United shares fall after backlash over dragged passenger
CHICAGO – United Continental Holdings’ shares dropped nearly 4 percent Tuesday morning as backlash continued over videos of security officers dragging a passenger from his seat Sunday to make way for airline employees.
Shares dropped as much as 4.3 percent during the trading day, or $3.10 per share, eraising roughly $950 million in market cap value.
Passengers were already onboard the United Express flight from Chicago O’Hare International Airport to Louisville, Kentucky, on Sunday evening when the airline – unable to find passengers willing to give up their seats for four airline employees in return for credits for future flights – selected four passengers to bump to a later flight.
After one man repeatedly refused to leave, security personnel pulled him from his seat, dragged him through the aisle and off the aircraft. Outrage erupted on social media after other passengers shared video of the incident.
The airline’s stock rose slightly Monday despite the criticism, but dipped Tuesday morning as the airline’s brand continued to take a beating.
By midday Tuesday, one video of the passenger being dragged down the aisle had been viewed more than 19 million times. On Twitter, users shared more than 179,000 tweets suggesting replacements for United’s “Fly the Friendly Skies” slogan.
ABC late-night host Jimmy Kimmel joined the fray Monday night, proposing a fake commercial in which the airline threatened passengers, “Give us a problem, and we’ll drag your (expletive) off the plane.”
Kimmel also mocked United CEO Oscar Munoz’s initial statement apologizing for having to “re-accommodate” passengers.

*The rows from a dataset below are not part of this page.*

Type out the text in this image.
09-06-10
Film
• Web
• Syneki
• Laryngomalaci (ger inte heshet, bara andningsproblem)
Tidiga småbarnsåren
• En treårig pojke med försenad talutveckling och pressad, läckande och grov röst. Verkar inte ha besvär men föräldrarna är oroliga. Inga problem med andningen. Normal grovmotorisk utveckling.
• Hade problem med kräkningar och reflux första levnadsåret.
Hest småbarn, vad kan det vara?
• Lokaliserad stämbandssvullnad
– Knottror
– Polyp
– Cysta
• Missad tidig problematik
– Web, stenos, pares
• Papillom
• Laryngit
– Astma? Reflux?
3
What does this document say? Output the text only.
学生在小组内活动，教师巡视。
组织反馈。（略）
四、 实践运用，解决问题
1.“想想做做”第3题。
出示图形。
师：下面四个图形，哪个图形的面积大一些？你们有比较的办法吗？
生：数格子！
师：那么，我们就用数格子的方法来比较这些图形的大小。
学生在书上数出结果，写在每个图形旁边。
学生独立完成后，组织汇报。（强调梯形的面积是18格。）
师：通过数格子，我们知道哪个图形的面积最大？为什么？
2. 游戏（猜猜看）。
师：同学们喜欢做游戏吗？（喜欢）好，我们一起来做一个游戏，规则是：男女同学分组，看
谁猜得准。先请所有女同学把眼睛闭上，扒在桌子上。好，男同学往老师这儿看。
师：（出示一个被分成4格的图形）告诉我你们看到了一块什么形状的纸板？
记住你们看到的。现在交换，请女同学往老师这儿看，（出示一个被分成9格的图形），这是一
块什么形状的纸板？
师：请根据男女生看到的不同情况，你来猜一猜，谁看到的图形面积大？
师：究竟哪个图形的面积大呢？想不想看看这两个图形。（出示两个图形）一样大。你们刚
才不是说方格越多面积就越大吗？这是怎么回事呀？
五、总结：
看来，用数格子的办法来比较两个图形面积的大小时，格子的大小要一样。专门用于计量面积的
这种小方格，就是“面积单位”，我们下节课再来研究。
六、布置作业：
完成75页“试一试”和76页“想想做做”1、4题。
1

In a letter to employees Monday night, Munoz defended the airline’s policies and its employees while adding, “there are lessons we can learn from this experience.”
The aviation security officer who pulled the man from his seat was placed on leave Monday, “pending a thorough review of the situation,” the Chicago Department of Aviation said in a statement, and United is conducting its own review of the incident.